明度は画像の明るさをコントロール可能です。必要に合わせて彩度や明度も調整することで、自然な変更を加えられます。
色の置き換えダイアログ
ツールではなくイメージメニューから編集をかけられる機能です。色の置き換えダイアログなら、変更する色の領域をスライダーで感覚的に調節できます。
色の置き換えダイアログを使って画像の色を変更する手順は以下のとおりです。
- 画面上部にあるイメージメニュー内の「色調補正」から「色の置き換え」を選択する

- ダイアログボックスが開いたら、左上にあるスポイトアイコンをクリックしてアクティブにする
- 変更をかけたい色を持つ領域をクリックで選択する
- 許容量のスライダーを変更して、変更領域の調節を行う

- 変更範囲がずれていたら再度許容量のスライダーを調整する
- OKボタンで編集を確定する
画面上部に表示されている「カラー」が、変更対象のカラーで、下側にある「結果」が変更後に適用されるカラーです。

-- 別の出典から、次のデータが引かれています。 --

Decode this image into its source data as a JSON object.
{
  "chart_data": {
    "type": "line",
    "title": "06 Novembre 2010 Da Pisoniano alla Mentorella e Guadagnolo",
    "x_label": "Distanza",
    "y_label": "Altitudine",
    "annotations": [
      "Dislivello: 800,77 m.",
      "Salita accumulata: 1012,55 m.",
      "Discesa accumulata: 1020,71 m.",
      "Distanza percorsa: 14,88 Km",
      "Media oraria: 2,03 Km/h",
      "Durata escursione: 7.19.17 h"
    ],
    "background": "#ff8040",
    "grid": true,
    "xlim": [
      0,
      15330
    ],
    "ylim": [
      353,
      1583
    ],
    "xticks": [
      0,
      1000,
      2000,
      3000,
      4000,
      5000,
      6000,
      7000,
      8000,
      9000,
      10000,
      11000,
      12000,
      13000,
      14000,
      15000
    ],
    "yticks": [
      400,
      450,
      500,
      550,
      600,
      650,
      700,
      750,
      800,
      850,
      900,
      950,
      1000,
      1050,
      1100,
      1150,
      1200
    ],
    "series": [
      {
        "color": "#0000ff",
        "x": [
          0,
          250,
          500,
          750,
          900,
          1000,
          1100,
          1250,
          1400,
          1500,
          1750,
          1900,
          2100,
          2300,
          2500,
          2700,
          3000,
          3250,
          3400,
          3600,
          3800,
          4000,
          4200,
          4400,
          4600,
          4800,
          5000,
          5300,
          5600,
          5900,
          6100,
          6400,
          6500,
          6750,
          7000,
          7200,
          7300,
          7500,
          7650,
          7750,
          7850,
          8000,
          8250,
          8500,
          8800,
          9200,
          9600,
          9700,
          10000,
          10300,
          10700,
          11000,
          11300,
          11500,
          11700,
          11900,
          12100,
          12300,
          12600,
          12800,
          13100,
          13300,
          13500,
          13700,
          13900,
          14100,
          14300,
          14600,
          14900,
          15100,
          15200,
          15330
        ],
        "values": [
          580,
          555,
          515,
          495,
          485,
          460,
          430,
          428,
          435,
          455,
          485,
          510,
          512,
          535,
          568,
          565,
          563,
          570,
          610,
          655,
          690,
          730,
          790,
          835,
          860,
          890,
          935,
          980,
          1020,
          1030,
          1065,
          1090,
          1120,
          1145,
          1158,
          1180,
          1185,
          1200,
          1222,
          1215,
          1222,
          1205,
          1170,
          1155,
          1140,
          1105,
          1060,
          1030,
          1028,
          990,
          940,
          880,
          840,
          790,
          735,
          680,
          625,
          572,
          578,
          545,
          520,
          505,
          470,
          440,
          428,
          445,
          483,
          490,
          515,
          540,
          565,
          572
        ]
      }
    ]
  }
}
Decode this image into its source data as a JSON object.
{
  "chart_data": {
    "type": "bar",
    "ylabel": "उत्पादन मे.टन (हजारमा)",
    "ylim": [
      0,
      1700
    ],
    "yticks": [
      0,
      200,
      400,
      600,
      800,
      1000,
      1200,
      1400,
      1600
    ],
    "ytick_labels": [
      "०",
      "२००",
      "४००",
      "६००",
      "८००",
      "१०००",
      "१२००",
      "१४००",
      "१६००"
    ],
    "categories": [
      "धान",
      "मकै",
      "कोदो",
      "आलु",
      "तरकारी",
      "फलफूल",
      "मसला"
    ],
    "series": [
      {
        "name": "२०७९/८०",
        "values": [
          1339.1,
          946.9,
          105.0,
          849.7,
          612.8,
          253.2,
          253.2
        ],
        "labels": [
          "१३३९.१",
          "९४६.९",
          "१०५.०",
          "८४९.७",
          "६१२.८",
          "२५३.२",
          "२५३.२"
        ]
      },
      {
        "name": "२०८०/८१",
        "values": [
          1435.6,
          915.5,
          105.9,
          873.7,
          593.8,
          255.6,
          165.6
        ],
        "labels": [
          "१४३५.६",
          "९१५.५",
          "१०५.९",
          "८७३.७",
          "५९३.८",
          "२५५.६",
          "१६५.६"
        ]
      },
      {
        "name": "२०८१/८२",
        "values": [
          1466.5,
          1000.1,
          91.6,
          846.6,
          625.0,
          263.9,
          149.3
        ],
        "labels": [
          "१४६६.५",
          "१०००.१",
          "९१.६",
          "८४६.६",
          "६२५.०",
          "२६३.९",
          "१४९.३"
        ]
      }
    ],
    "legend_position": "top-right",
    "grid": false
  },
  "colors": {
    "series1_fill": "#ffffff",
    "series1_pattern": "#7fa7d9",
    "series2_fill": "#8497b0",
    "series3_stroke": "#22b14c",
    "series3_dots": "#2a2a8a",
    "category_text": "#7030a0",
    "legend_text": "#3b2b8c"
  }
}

また、Photoshopでは、色の変更以外にも、 写真にフィルターを適用してさまざまな効果を付与する編集がよく行われます。
以下の記事では、フィルター機能から写真にモザイクを適用する方法について解説しています。
写真に写り込んでしまった不要な部分を隠す編集をしたい場合は、ぜひこちらの記事からモザイクの使い方についてチェックしてみてください。
Photoshopの色の置き換えツールについてのまとめ
今回は、色の置き換えツールを使って画像の色を変更する方法について紹介しました。
色の置き換えツールでは、ブラシを使って編集できるため、細かい箇所まで丁寧に色を置き換えできます。また、直感的な操作ができるのも魅力です。
しかし、Photoshopには色の置き換えツール以外にも、色を変更できる機能が豊富にあります。例えば、色相・彩度を使えば、スライダーを利用して全体の色味を変更できます。
画像の特徴に合わせて最適な機能を利用することで、より精度の高い編集ができるようになるでしょう。